Heparin-induced thrombocytopenia (HIT) is caused by platelet-activating antibodies that recognize platelet factor 4//heparin (PF4/H) complexes. According to the "iceberg model," only a subset of anti-PF4/heparin antibodies of IgG class evincing strong platelet-activating properties cause clinical HIT. Since many centers rely predominantly on an anti-PF4/polyanion enzyme-immunoassay (EIA) to diagnose HIT, we estimated the potential for overdiagnosis when only this single test is available. We examined a database of 100 patients in whom the probability of HIT had been estimated using a clinical scoring system (4Ts), and where patients underwent systematic testing for HIT antibodies using three assays: the platelet serotonin release assay (SRA), an "in-house" EIA that detects IgG anti-PF4/heparin antibodies (EIA-IgG), and a commercial EIA that detects anti-PF4/polyanion antibodies of all three immunoglobulin classes (EIA-GTI).
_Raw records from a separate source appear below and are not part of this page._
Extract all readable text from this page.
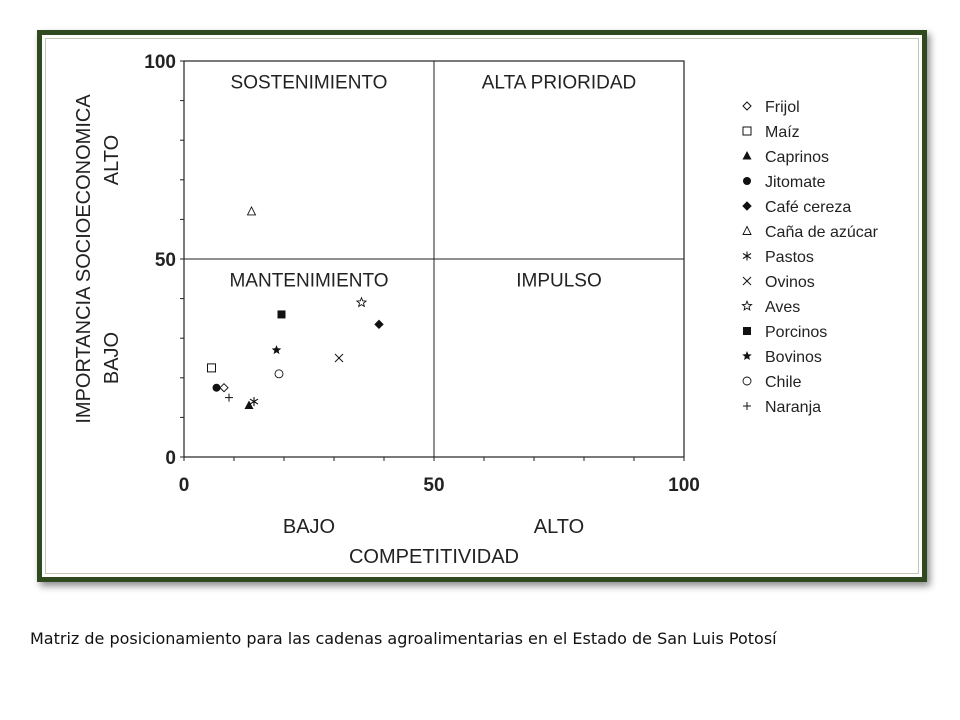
0
50
100
0	50	100
SOSTENIMIENTO	ALTA PRIORIDAD
MANTENIMIENTO	IMPULSO
BAJO	ALTO
COMPETITIVIDAD
IMPORTANCIA SOCIOECONOMICA ALTO
BAJO
Frijol
Maíz
Caprinos
Jitomate
Café cereza
Caña de azúcar
Pastos
Ovinos
Aves
Porcinos
Bovinos
Chile
Naranja
Matriz de posicionamiento para las cadenas agroalimentarias en el Estado de San Luis Potosí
Whereas 16 of 100 patients fulfilled a "classic" definition of HIT (intermediate/high probability plus strong platelet-activating anti-PF4/heparin IgG antibodies), an additional 16 patients fulfilled a "liberal" definition in which any investigated patient (irrespective of the pretest probability) who had a positive EIA-GTI was considered to have HIT. The clinical features of these 16 additional patients--including generally weak antibodies and low risk for thrombosis--suggest underlying non-HIT explanations for thrombocytopenia. Patients with a positive SRA generally corresponded to those with intermediate or high pretest probability of HIT who also had strong EIA-GTI reactivity (>1.20 OD units). We conclude there is the potential to overdiagnose HIT by approximately 100% if any positive EIA is considered to "confirm" the diagnosis of HIT irrespective of the clinical scenario.

摘要

肝素诱导的血小板减少症(HIT)是由识别血小板因子4/肝素(PF4/H)复合物的血小板激活抗体引起的。根据“冰山模型”,只有一部分具有强血小板激活特性的IgG类抗PF4/肝素抗体可导致临床HIT。由于许多中心主要依靠抗PF4/多聚阴离子酶免疫测定(EIA)来诊断HIT,因此我们估计了仅使用这一单项检测时过度诊断的可能性。我们检查了一个数据库,其中100例患者的HIT可能性已通过临床评分系统(4Ts)进行评估,并且这些患者使用三种检测方法对HIT抗体进行了系统检测:血小板5-羟色胺释放试验(SRA)、一种检测IgG抗PF4/肝素抗体的“内部”EIA(EIA-IgG)以及一种检测所有三种免疫球蛋白类别的抗PF4/多聚阴离子抗体的商业EIA(EIA-GTI)。虽然100例患者中有16例符合HIT的“经典”定义(中度/高度可能性加上强血小板激活抗PF4/肝素IgG抗体),但另有16例患者符合“宽松”定义,即任何接受检测的患者(无论检测前可能性如何),若EIA-GTI呈阳性即被视为患有HIT。这另外16例患者的临床特征——包括抗体通常较弱且血栓形成风险较低——提示血小板减少症存在潜在的非HIT解释。SRA呈阳性的患者通常与那些检测前HIT可能性为中度或高度且EIA-GTI反应性也较强(>1.20 OD单位)的患者相对应。我们得出结论,如果不考虑临床情况,将任何阳性EIA视为“确诊”HIT诊断,则存在将HIT过度诊断约100%的可能性。